Après une parenthèse télévisée, qui aura duré près de douze ans, le réalisateur britannique Peter Cattaneo (The Full Monty, The Rocker) fait son retour à la tête d’un long-métrage avec The Singing Club, qui réunit au casting Kristin Scott Thomas, Sharon Horgan, Jason Flemyng, Amy James-Kelly, Greg Wise, Lara Rossi, Emma Lowndes ou encore Gaby French et se consacre à la formation d’une chorale féminine dans l’enceinte de la garnison de Flitcroft dans le Yorkshire…

Initialement prévu pour le grand écran, The Singing Club a été privé d’une exploitation en salles, se retrouvant diffusé en exclusivité sur Canal + il y a quelques mois. Désormais disponible en vidéo, le nouveau long-métrage de Peter Cattaneo est accessible à un public plus large. Tiré d’une histoire vraie, celui-ci retrace avec légèreté et sensibilité la création de la toute première chorale de femmes de militaires, pour un feel-good movie qui, s’il compose avec une gamme pour le moins classique, joue une mélodie qui n’en reste pas moins agréable.

Ainsi, le scénario co-écrit par Rachel Tunnard et Rosanne Flynn se consacre sur ces compagnes de soldats devant faire face au départ de leur moitié en nous plongeant dans l’enceinte d’une garnison, en l’occurrence celle de Flitcroft. Alors que la Guerre d’Afghanistan mobilise les troupes britanniques, nous suivons ce qu’implique le départ de ces hommes et femmes sur leur conjoint(e) à travers le parcours d’une galerie de personnages féminins pour une immersion permettant de mettre à l’honneur ceux qui restent au pays et doivent continuer à mener la barque, coûte que coûte. Une résilience qui est au cœur de The Singing Club et qui s’associe plutôt bien au pouvoir cathartique de la musique.

Pour atténuer l’angoisse quant aux nouvelles du front, lorsqu’il est possible d’en avoir, nos ‘sœurs d’armes’ se réunissent et se réconfortent par le biais ‘actvités diverses. Une soupape de respiration nécessaire, offrant une parenthèse bienvenue dans un quotidien où plane le spectre de la mort. Ce besoin de s’aérer l’esprit se traduit ici par la création d’un chœur, avec comme maîtresses d’orchestre Kate, l’épouse du colonel, et Lisa, deux femmes aux méthodes diamétralement opposés. Comme on pouvait s’y attendre, les scénaristes s’amusent avec cette notion de disharmonie, entre conflits interne entre nos deux cheffes et difficultés inhérentes à la formation d’une chorale, où il faut tâtonner avant de trouver le ton juste. Des balbutiements attendus, d’où un certain manque de surprises, avec un développement progressif où les fausses notes s’estompent pour laisser place à un final où la mélodie s’affine avec un concert en ligne de mire.

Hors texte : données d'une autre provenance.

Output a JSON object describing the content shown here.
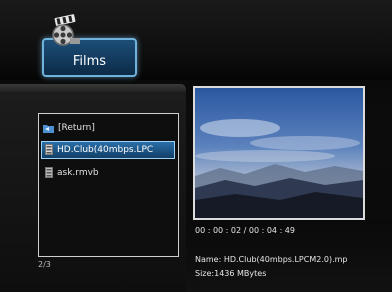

Un cheminement classique mais qui s’agrémente d’une mise en parallèle avec les turpitudes de nos femmes d’honneur, avec notamment un traitement du deuil délicat, qui vient ajouter une épaisseur supplémentaire au film, sans en faire trop ce qui est appréciable. Comment affronter l’absence d’un être aimé ? Une question à laquelle il est dur de trouver des réponses, un point visible notamment avec les sous-intrigues concernant Kate, devant composer avec le décès de son fils et Sarah, la petite nouvelle, devant faire face aux conséquences cruelles de la guerre. De ce fait, entre les moments bonne humeur s’intercalent des instants d’émotions et ce sont ces passages qui ajoutent un certain cachet à The Singing Club, grâce notamment à la performance de Kristin Scott Thomas, qui se montre convaincante lorsque la coquille de son personnage – austère – se craquelle, ainsi que la partition pudique d’Amy James -Kelly, qui se démarque parmi les seconds-rôles.

Pour son retour à la réalisation, Peter Cattaneo continue s’osciller entre comédie et drame, livrant avec The Singing Club un feel-good movie laissant la part-belle à ses actrices, laissant sa caméra être spectateur des répétitions de cette chorale qui met du baume au coeur. Malgré une trame dont on connaît la musique, la performance de notre sororité, menée avec force par le tandem Kristin Scott-Thomas/Sharon Horgan, qui est au diapason malgré la dissonance règnant entre leur personnage respectif. Entre bons sentiments et émotion, ce divertissement, de facture classique, se laisse tout de même suivre avec plaisir, et donnera à coup sûr envie à certains de fredonner les chansons revisitées tout au long du long-métrage.